While the past few years have seen a lot more organisations using sex-positive and in some cases pleasure-based approaches to sexual health, enabling The Pleasure Project to expand our pleasure map with many more instances of pleasure and public health coming together, we still don’t see a mainstream discourse on pleasure and prevention. At the AIDS 2018 conference last week, we ran a campaign along with The Female Health Company, on what the official programme was really talking about. This was because when we saw the official programme, our word search revealed that there were a mere 2 sessions with the word pleasure in them, 3 with the word porn, 34 with sex education, 26 with male condoms and only 4 with female condoms.

This is despite the fact that real sex lives are primarily about pleasure, and that porn is now a leading source of sexual information for young people globally about sex. So we decided that #realsexlivesmatter was something to highlight at the conference through our guerrilla postcard campaign. There were some interesting conversations about our postcards, including one with a couple of young women about the real reasons why people have sex and what exactly was spiritual transcendence in relation to sex.
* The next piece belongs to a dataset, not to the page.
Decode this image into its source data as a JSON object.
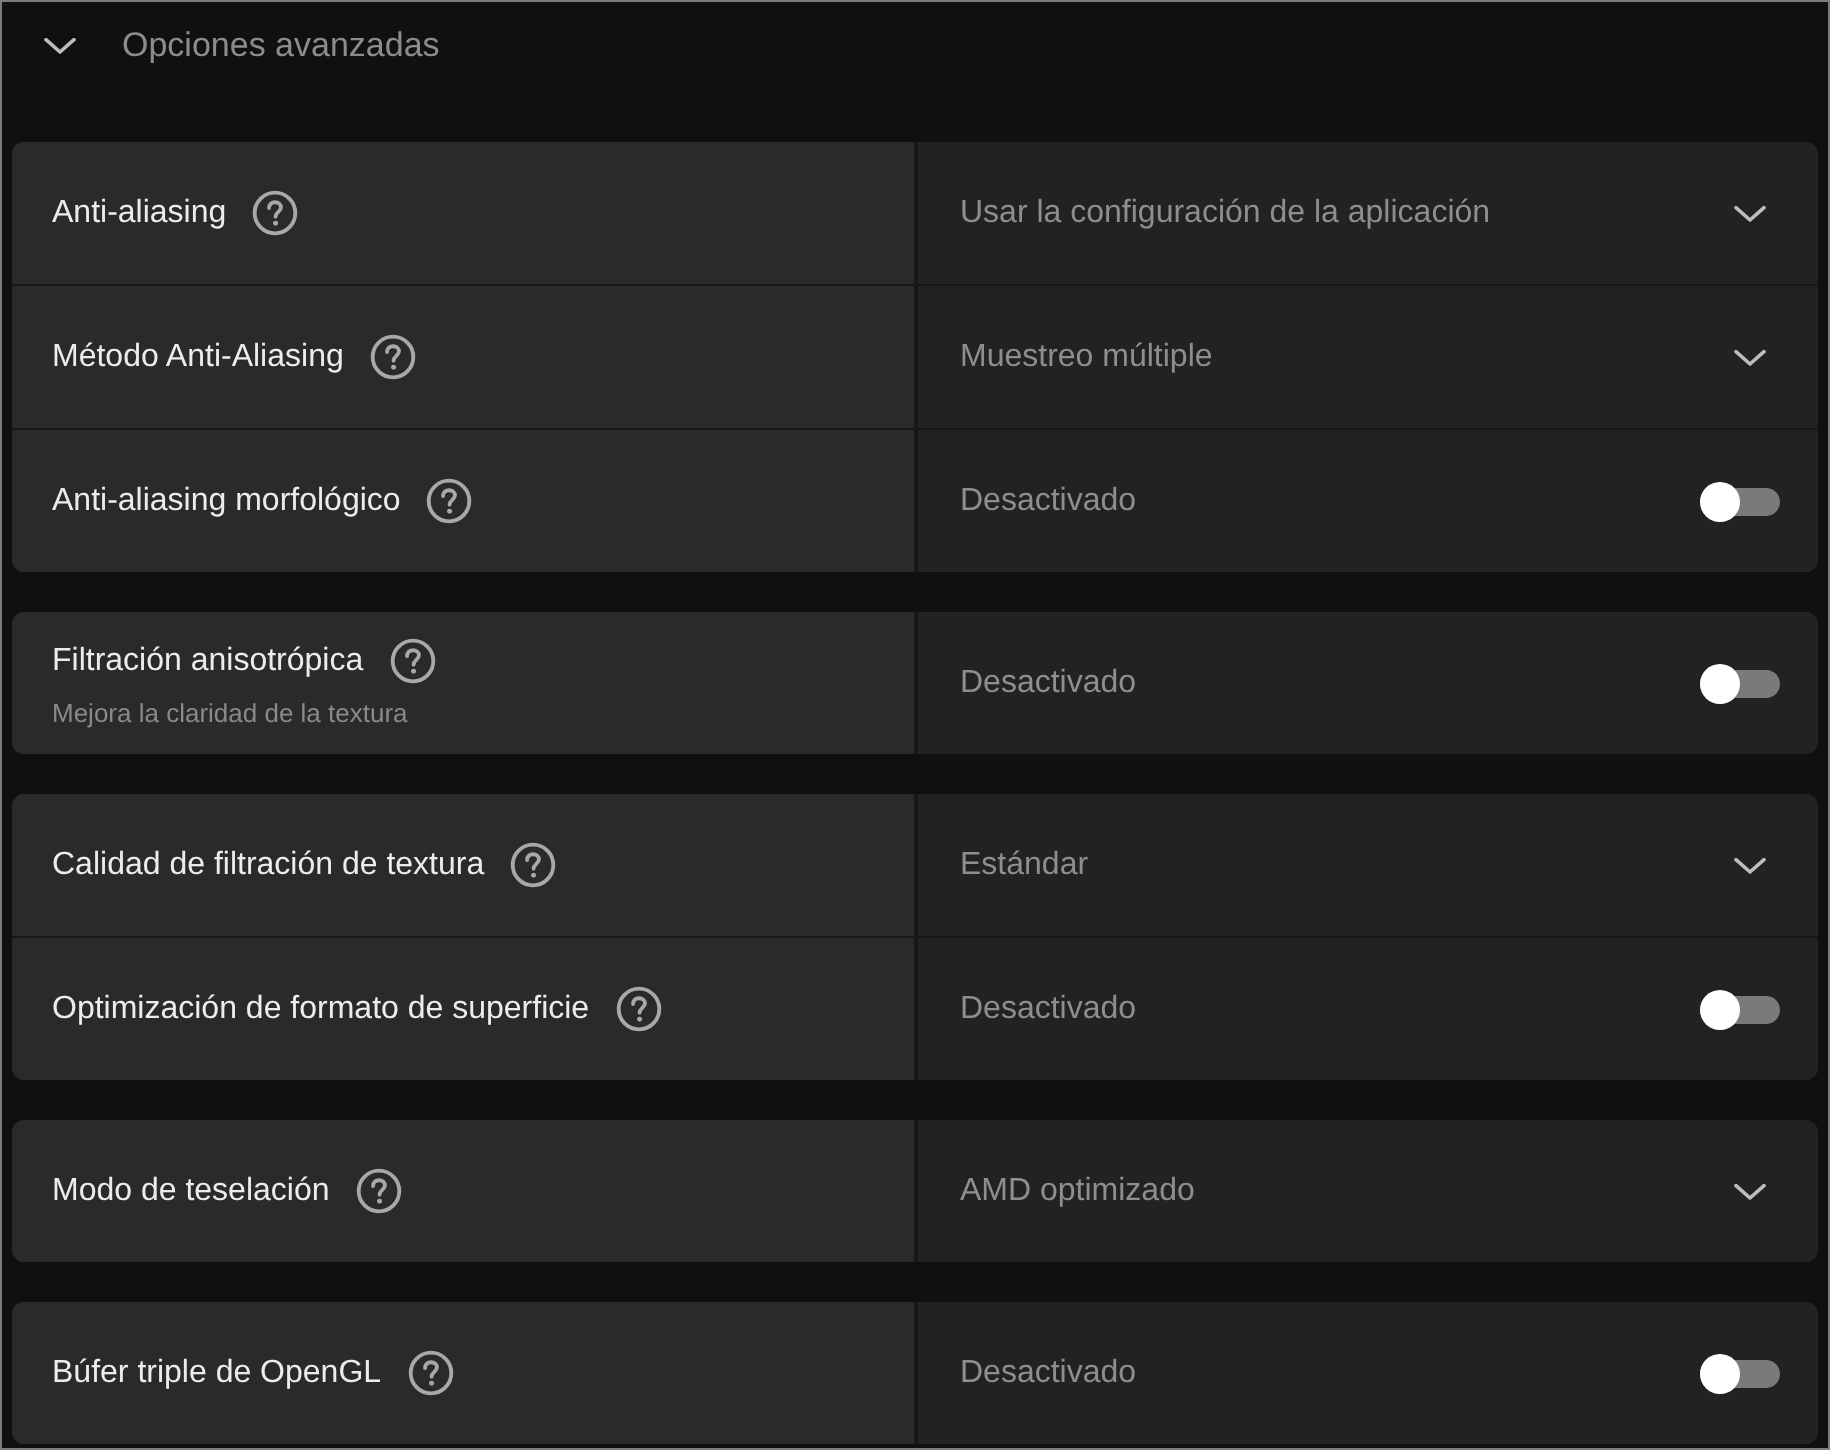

We thought it might be related to tantric sex – with no touching and only feeling each other’s energies and chakras and getting a spiritual orgasm. The young women concluded they preferred the touching! A few other people asked where they could deposit the postcards after giving the correct answers!

At a session on adolescent girls, the Dutch Princess Mabel van Oranje said that girls had been ignored for too long on the HIV agenda. With only 15 sessions on the programme mentioning ‘adolescent girls’, we agreed. She also said that we had to talk about sex much more and examine the links between child marriage and HIV.
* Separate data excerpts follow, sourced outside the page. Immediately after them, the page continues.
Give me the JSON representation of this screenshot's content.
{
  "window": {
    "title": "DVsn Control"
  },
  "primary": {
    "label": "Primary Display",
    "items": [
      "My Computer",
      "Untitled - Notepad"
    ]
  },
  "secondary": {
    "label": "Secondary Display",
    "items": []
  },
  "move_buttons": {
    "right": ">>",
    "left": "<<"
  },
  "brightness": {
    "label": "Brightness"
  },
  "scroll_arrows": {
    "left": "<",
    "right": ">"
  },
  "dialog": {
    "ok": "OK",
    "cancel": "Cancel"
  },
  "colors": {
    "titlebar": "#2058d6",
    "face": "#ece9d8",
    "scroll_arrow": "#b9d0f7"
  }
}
And of course we agree that we need to talk more about sex because a couple of other sessions where we thought some real sex lives might be discussed were the Condoms 2.0 session by the Global Condom Working Group and the session called ‘Making safer sex sexy’ by AIDS Healthcare Foundation (AHF). It was not to be however, so we decided to spice up the condoms session with a sexy female condom demonstration because it was mainly about market development and condom stewardship, which is all very important but equally important is how we think and talk about condoms – sexy or not. A number of audience members got up and said condoms were just no fun, or that men had difficulty putting them on, and of course there was no mention of female condoms at all. So the sexy female condom demo had everyone hooked! The AHF session didn’t deliver on its promise. The only really sexy thing they had was a campaign from the US for gay men. So all in all, the conversation on sex, pleasure and prevention was stilted at best.

In contrast, the Global Village, with its own set of events, panels, talks, protests and performances, was significantly more sex-positive and pleasure focused than the rest of the conference. Doortje Braeken did a session on pleasure and human rights where she spoke of their new training toolkit on sexual pleasure for health professionals including the pleasure-meter to measure how pleasurable your sex life really is. It has six components which are self-determination, consent, safety, privacy, confidence, and communication/negotiation. The pleasure-meter also helps sexual health professionals take more comprehensive sexual histories of clients.

So we would say that the Global Village was a sexier space than the official conference especially since The Pleasure Project did a few more sexy female condom demos at the CHANGE booth. Looks like pleasure and prevention need to flirt a lot more yet before they truly in bed together and stay there!